Today, I’d like to share the rationale on why we need Organizing for Success and the opportunities this reorganization will provide toward reaching our full potential.
Competing medical centers around us are changing and frankly, UAB Medicine will be left behind if we don’t change as well. Local hospitals are joining national health systems and competing as never before for providers and for patients, and regional academic medical centers that are ever present in our own back yard are recruiting our faculty and aggressively advertising to attract patients.
UAB Medicine has a strong foundation of quality and achievement across all components of our mission to build upon. We have had significant success in the last few years – in clinical quality, patient satisfaction, research funding, scientific impact, innovating in medical education at every level, recruiting and retaining top talent. But, we have hit a ceiling for what we can accomplish without organizational transformation that includes true structural alignment. The transactional cost to get anything accomplished in our current “by influence” organizational structure of UAB Medicine is too high. We need greater structural alignment that doesn’t rely on relationships and influence alone to make decisions.
UAB Medicine’s organizational model is a model of one, and it isn’t an aspirational model. This limits us in recruiting senior leadership as we plan for our future.

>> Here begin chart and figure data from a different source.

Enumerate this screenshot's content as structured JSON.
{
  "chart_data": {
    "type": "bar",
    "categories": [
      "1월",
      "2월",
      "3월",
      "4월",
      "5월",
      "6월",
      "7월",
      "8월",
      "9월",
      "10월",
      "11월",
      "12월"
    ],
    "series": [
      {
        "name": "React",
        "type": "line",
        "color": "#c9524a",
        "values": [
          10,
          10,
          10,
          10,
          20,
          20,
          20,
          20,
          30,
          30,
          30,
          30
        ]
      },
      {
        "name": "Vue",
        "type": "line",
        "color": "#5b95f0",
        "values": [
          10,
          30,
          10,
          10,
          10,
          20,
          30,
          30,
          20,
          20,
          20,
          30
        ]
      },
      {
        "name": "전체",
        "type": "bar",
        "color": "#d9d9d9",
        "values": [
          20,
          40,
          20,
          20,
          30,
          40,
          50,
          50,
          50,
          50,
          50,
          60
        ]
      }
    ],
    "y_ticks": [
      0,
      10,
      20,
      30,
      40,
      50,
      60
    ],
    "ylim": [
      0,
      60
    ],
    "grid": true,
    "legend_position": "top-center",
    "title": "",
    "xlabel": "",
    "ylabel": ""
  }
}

A reorganization of our structure will unlock current barriers that are keeping us from reaching our goals, and will generate the following opportunities for UAB Medicine:
- Creating a single, distinct mission for the entire organization
- Establishing governance that reflects the full scope of being a preferred academic medical center—research, education and clinical care
- Creating a culture of excellence and a competitive strategy to be the dominant healthcare provider in the Southeast
- Strengthening trust through transparency and accountability
- Increasing physician leadership throughout every aspect of UAB Medicine—including hospital, school and practice plan
- Committing—both financially and culturally— to discovery science from all aspects of the institution
- Increasing opportunities to improve our margin and provide financial stability and accountability for growth
- Enhancing the alignment of leadership throughout UAB Medicine
As we move forward in this process, a transition committee has been created to prepare recommendations regarding the governance and organization of UAB Medicine. Members of the committee represent the UA Health Services Foundation, the University of Alabama System and UAB include the following: (HSF) Dr. Jim Bonner, Dr. Herb Chen, Dr. David Standaert, Don James, Eddie Adair; (UA) Ray Hayes, Ron Gray, John Johns, Finis St. John, Jim Wilson; (UAB) Dr. Ray Watts, Allen Bolton, Dr. Will Ferniany, Dr. Tika Benveniste and myself.
The transition committee has had two highly productive meetings to date. The group will continue discussing their recommendations and will be sharing those with the UA HSF board and the University of Alabama System Board of Trustees. I expect to have specific details to share with you in December and January.